The upcoming Avengers: Age of Ultron—I’m sorry, the upcoming world-strangling cinematic event known as Avengers: Age of Ultron—currently approaches a rare impasse. Enough actors have announced that they’ll appear in the crossover smash-to-be that the base assumption necessitating these reveals has shifted. Where we once worked from the premise that the majority of working actors (currently involved in Marvel or not) will not appear in the cast list of the new Avengers film, requiring those who will to make it known, that’s gradually becoming no longer the case.
Soon, we shall live in a world where it makes more sense for actors to reveal that they aren’t appearing in Joss Whedon’s new blockbuster. By the first of the new year, expect a trembling Bill Nighy to apprehensively approach the microphone at a massive press conference to officially declare that he will not have a part in Avengers: Age of Ultron, at which point he will be stoned to death.

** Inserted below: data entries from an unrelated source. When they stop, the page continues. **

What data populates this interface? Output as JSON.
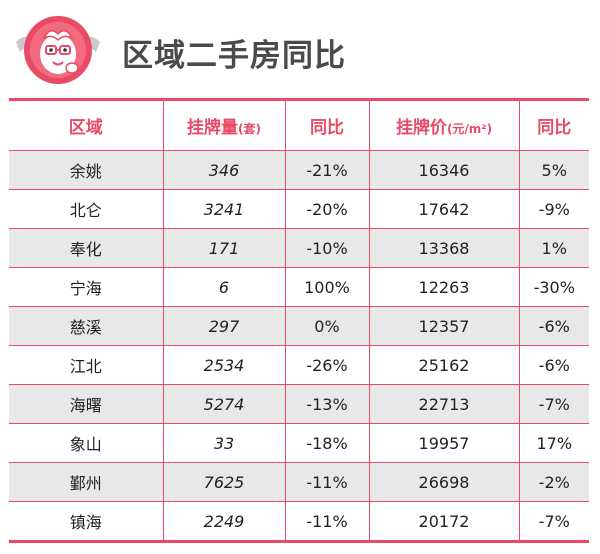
{
  "title": "区域二手房同比",
  "table": {
    "headers": {
      "region": "区域",
      "listings": "挂牌量",
      "listings_unit": "(套)",
      "yoy1": "同比",
      "price": "挂牌价",
      "price_unit": "(元/m²)",
      "yoy2": "同比"
    },
    "rows": [
      {
        "region": "余姚",
        "listings": "346",
        "yoy1": "-21%",
        "price": "16346",
        "yoy2": "5%"
      },
      {
        "region": "北仑",
        "listings": "3241",
        "yoy1": "-20%",
        "price": "17642",
        "yoy2": "-9%"
      },
      {
        "region": "奉化",
        "listings": "171",
        "yoy1": "-10%",
        "price": "13368",
        "yoy2": "1%"
      },
      {
        "region": "宁海",
        "listings": "6",
        "yoy1": "100%",
        "price": "12263",
        "yoy2": "-30%"
      },
      {
        "region": "慈溪",
        "listings": "297",
        "yoy1": "0%",
        "price": "12357",
        "yoy2": "-6%"
      },
      {
        "region": "江北",
        "listings": "2534",
        "yoy1": "-26%",
        "price": "25162",
        "yoy2": "-6%"
      },
      {
        "region": "海曙",
        "listings": "5274",
        "yoy1": "-13%",
        "price": "22713",
        "yoy2": "-7%"
      },
      {
        "region": "象山",
        "listings": "33",
        "yoy1": "-18%",
        "price": "19957",
        "yoy2": "17%"
      },
      {
        "region": "鄞州",
        "listings": "7625",
        "yoy1": "-11%",
        "price": "26698",
        "yoy2": "-2%"
      },
      {
        "region": "镇海",
        "listings": "2249",
        "yoy1": "-11%",
        "price": "20172",
        "yoy2": "-7%"
      }
    ]
  },
  "colors": {
    "accent": "#e94b67",
    "row_shade": "#e8e8e8",
    "title": "#4a4a4a"
  },
  "icons": {
    "mascot": "red-mascot-icon"
  }
}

Idris Elba has now become the latest actor to successfully avoid the mandated stonings over the weekend, when he mentioned to The Telegraph that he would make a brief cameo in the film as his Thor role of Heimdall. Elba’s quote suggested a playful rapport between him and his costars: “I’m doing a scene with Chris Hemsworth and Tom Hiddleston, and they’re like, ‘Aren’t you [meant to be] in Ibiza?’” The crack refers to Elba’s in-progress nine-week stint as a guest DJ for popular club brand Ibiza Rocks, because apparently “handsomest man on Earth,” “A-list movie star,” and “kajillionaire” aren’t enough to satisfy the man.
Even so, his Telegraph interview did clue readers into a relatively surprising detail of Elba’s professional life. He gave the impression that following his award-winning turn as Nelson Mandela for Mandela: Long Walk To Freedom, the showbiz-spectacle reshoots for Thor: The Dark World left him feeling sour.
The Telegraph quotes him as saying: “‘I’d just done eight months in South Africa. I came to England and the day I came back I had to do reshoots on Thor 2... And in the actual scene my hair was different, my…’ He stops and gives an exasperated sigh. ‘I was like, ‘This is torture, man. I don’t want to do this.’ My agent said: ‘You have to, it’s part of the deal.’”
It turns out that the soulless artifice of Hollywood commerce may have an adverse effect on thespians looking to make meaningful art. Golly, someone should make a movie about that!